Herd immunity through vaccination generally requires 75-95 percent public participation. hoto by John Angelillo/UPI | License Photo
May 22 (UPI) -- With scientists striving for a viable coronavirus vaccine, and public health officials considering its potential roll-out, do calls for freedom of choice and anti-vaccination sentiments, as seen in recent televised protests, represent a worrying omen?
Choice is central to American life, with freedom of speech and of opinion embedded in the U.S. Constitution. But at what point does a communal necessity, such as immunization, outweigh personal choice? How much choice do people in self-acclaimed free societies really have? Choice to murder a troublesome neighbor, or drive through a red light? Of course not. Choosing to avoid taxes or decline a vaccine may be considered acceptable by some, but are arguably a moral failure to contribute to the public good.
Herd immunity through vaccination generally requires 75-95 percent public participation, with more contagious diseases typically requiring higher uptakes. This majority who chooses immunization protects their whole community, including those who cannot be vaccinated for medical reasons.
The United States chooses to persuade public uptake, rather than legislate for it. There is no federal law mandating immunization. Although viruses don't respect state lines, individual states determine their own vaccination requirements for specific groups, such as children, healthcare workers and residents in healthcare facilities, but there is little regulatory provision for the rest of the adult population, with limited public infrastructure for the mass vaccination of adults.
All 50 U.S. states accept exemption from vaccination for medical reasons, because the immuno-suppressed or allergic have no choice; 45 states, plus Washington, D.C., grant school vaccination exemptions for religious reasons, and 15 states allow exemptions for personal or philosophical reasons.
Immunization resistance is complex. Concerns over the safety of vaccines may be understandable, but cases of negative reactions are few, and are vastly overwhelmed by the unquestionable benefits. Unsubstantiated anecdotes attributing other acquired ailments to vaccinations are commonplace. Many express hesitancy about some vaccines but not others, and doubts don't necessarily lead to refusal.
The choice to reject immunization seems mostly predicated on questionable notions : a mistrust of science, discredited work in vaccinology, suspicion of government, flawed anecdotes, the notion of 'individual self-management' and even conspiracy theories about people associated with vaccine research, such as Bill Gates.
Even before the coronavirus pandemic, the U.S. Public Health Service and others considered a lack of accurate information about vaccines and disparities in access to immunization to be significant public health concerns. When only a small minority refuse immunization, self-exemption is politically tolerable provided the general uptake meets the percentage necessary for herd immunity.
Unfortunately, data tell us that the ease of securing personal belief exemptions has contributed to a decrease in vaccination protection among schoolchildren. With adults, an insufficient uptake of vaccines has led to an estimated annual death toll of 40,000 from vaccine-preventable diseases. In 2017, the Centers for Disease Control and Prevention reported that immunization coverage among U.S. adults was low, despite an annually updated and recommended U.S. Adult Immunization Schedule.
In 2019, the World Health Organization ranked vaccine hesitancy as one of the top 10 threats to global health. All these factors suggest that the current socio-political trajectory in the United States does not bode well for a potential coronavirus immunization program. Of course, there is no guarantee that a COVID-19 vaccine will be produced, but if it is, the population should expect a vaccination campaign. Any immunization initiative will need to tackle vaccine hesitancy head-on, as well as consolidate the fragmented regulatory infrastructure.
Some warn that compulsory vaccination is likely to inflame public sentiment and lead to legal battles on the constitutionality of non-medical exemptions, so more nuanced policy tools, such as increasing the difficulty in obtaining non-medical exemptions and stricter oversight of exemptions, may be effective. There is a general perception that the delivery of a coronavirus vaccine will mark the end of COVID-19, and will be resoundingly celebrated, but will this be enough to garner mass compliance coast to coast, especially for a new vaccine without years of demonstrable public efficacy?

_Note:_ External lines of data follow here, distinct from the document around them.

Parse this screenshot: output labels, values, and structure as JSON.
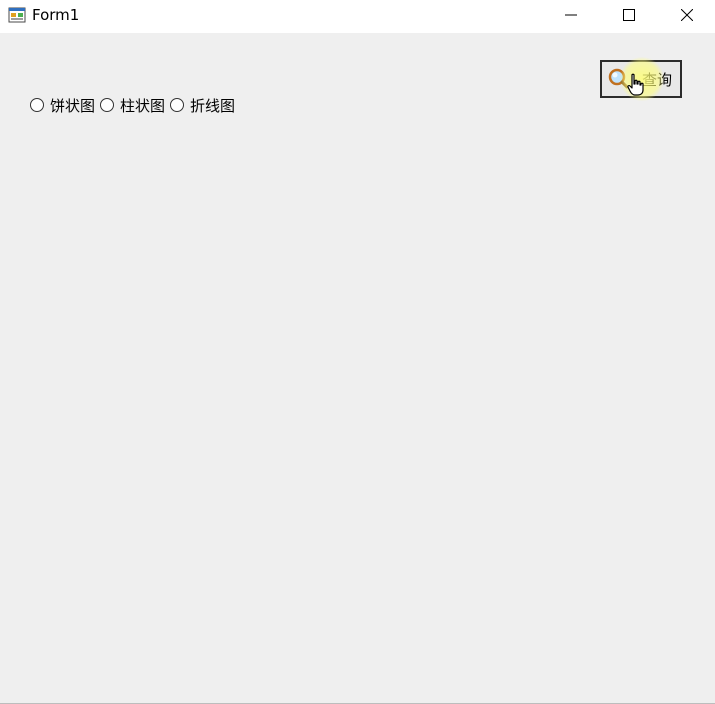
{
  "window": {
    "title": "Form1"
  },
  "titlebar": {
    "icons": {
      "app": "winforms-app-icon",
      "minimize": "minimize-icon",
      "maximize": "maximize-icon",
      "close": "close-icon"
    }
  },
  "chart_type_options": [
    {
      "label": "饼状图",
      "selected": false
    },
    {
      "label": "柱状图",
      "selected": false
    },
    {
      "label": "折线图",
      "selected": false
    }
  ],
  "query_button": {
    "label": "查询",
    "icon": "magnifier-icon"
  },
  "colors": {
    "client_background": "#efefef",
    "titlebar_background": "#ffffff",
    "cursor_highlight": "#ffff78"
  }
}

Educational programs that convey the historical benefits of vaccinations, and that present the rigors of modern vaccine development, may correct misconceptions, tackle unwarranted mistrust and lead many skeptics to choose vaccination voluntarily. In parallel with public information initiatives, a logistical infrastructure must be established to deliver the vaccine effectively nationwide. Such information initiatives and infrastructure investments will require sufficient funding to reach the whole population. It's a huge ask, especially in a fractured U.S. healthcare system, but the cost of being ill-prepared is likely to be way worse.
The fact that some states are collaborating with their neighbors for a more consistent pandemic response helps advance the notion of a nationally coordinated campaign for vaccination. Federal leadership and effective persuasion will be imperative, but whatever happens, legislative intervention for vaccination uptake may be necessary, because sometimes choice kills.
Alina Palimaru is an associate policy researcher at the nonprofit, nonpartisan RAND Corp. Marcus Dillistone is member of the Royal Society of Medicine.